“I calc’late we will,” says he. “Got it r-rigged so we could.”
He took us up-stairs to the balcony and showed us how he had made a weight of an old piece of iron pipe. When we wanted to pull up the bridge all we had to do was hook it to a loop in the rope and drop it off the balcony. Mark said it was heavy enough to lift the bridge alone, but that if we were in a hurry we could pull too and yank her up in jiffy.
“And now,” says he, “l-let’s eat.”
The rest of us were willing enough, and while I built a fire the others went to peeling potatoes and one thing and another. We had flapjacks, too. Mark had learned how to fry them in a pan and flip them over in the air just like a regular camp cook. Whee! but they were good. We ate till there wasn’t even a streak of batter in the bottom of the dish.
“Where do we sleep?” Binney wanted to know.
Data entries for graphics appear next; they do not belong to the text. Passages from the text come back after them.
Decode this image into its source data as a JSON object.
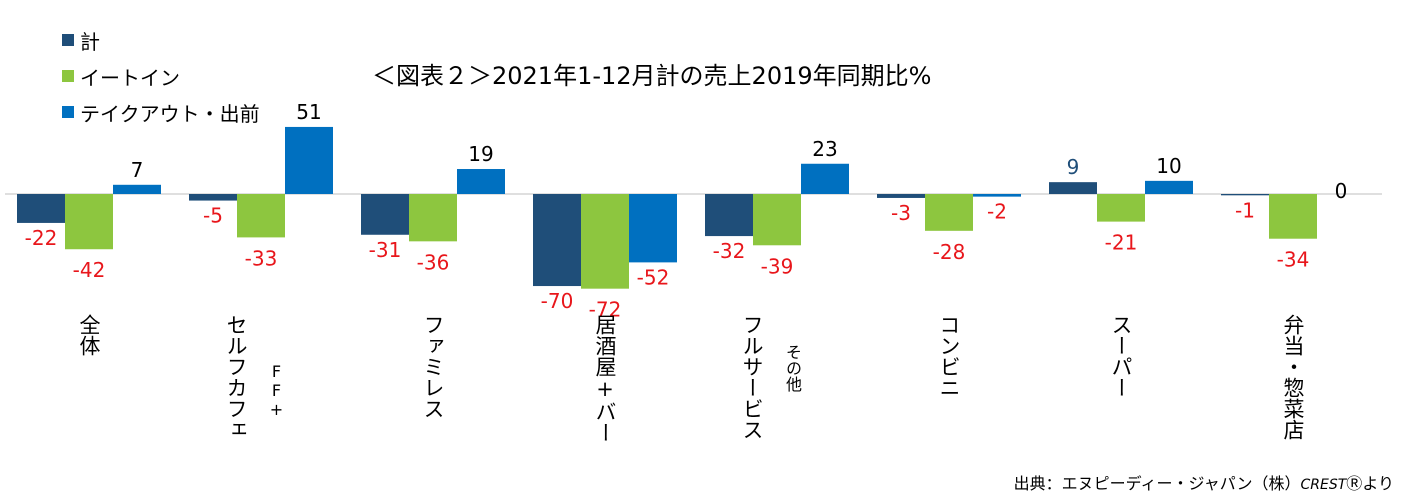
{
  "chart_data": {
    "type": "bar",
    "title": "＜図表２＞2021年1-12月計の売上2019年同期比%",
    "categories": [
      "全体",
      "セルフカフェ",
      "ファミレス",
      "居酒屋+バー",
      "フルサービス",
      "コンビニ",
      "スーパー",
      "弁当・惣菜店"
    ],
    "category_sublabels": [
      "",
      "FF+",
      "",
      "",
      "その他",
      "",
      "",
      ""
    ],
    "series": [
      {
        "name": "計",
        "color": "#1F4E79",
        "values": [
          -22,
          -5,
          -31,
          -70,
          -32,
          -3,
          9,
          -1
        ]
      },
      {
        "name": "イートイン",
        "color": "#8DC63F",
        "values": [
          -42,
          -33,
          -36,
          -72,
          -39,
          -28,
          -21,
          -34
        ]
      },
      {
        "name": "テイクアウト・出前",
        "color": "#0070C0",
        "values": [
          7,
          51,
          19,
          -52,
          23,
          -2,
          10,
          0
        ]
      }
    ],
    "legend_position": "top-left",
    "grid": false,
    "ylim": [
      -75,
      55
    ],
    "label_colors": {
      "negative": "#E8161B",
      "positive": "#000000",
      "total_positive": "#1F4E79"
    }
  },
  "legend": {
    "items": [
      {
        "label": "計",
        "color": "#1F4E79"
      },
      {
        "label": "イートイン",
        "color": "#8DC63F"
      },
      {
        "label": "テイクアウト・出前",
        "color": "#0070C0"
      }
    ]
  },
  "source": {
    "text": "出典：エヌピーディー・ジャパン（株）",
    "brand": "CREST",
    "mark": "Ⓡ",
    "suffix": "より"
  }
}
“S-same place,” says Mark.
“Goin’ to set watches?”
“Sure.”
We went to bed in the dark again, for we hadn’t been able to get any lights. Mark took the first watch. Not a thing happened, he told me when he woke me up. My watch was just the same—not even a suspicious sound, and it was the same with Plunk and Binney. All that night the fellow who owned the Turk dagger, if that’s what it was, gave us a rest. It made me sort of hope he’d gone away.
“We’ve got to begin thinking about Mr. Ames’s fish,” says Mark in the morning. “Two of us better fish till noon, while the other two watch camp.”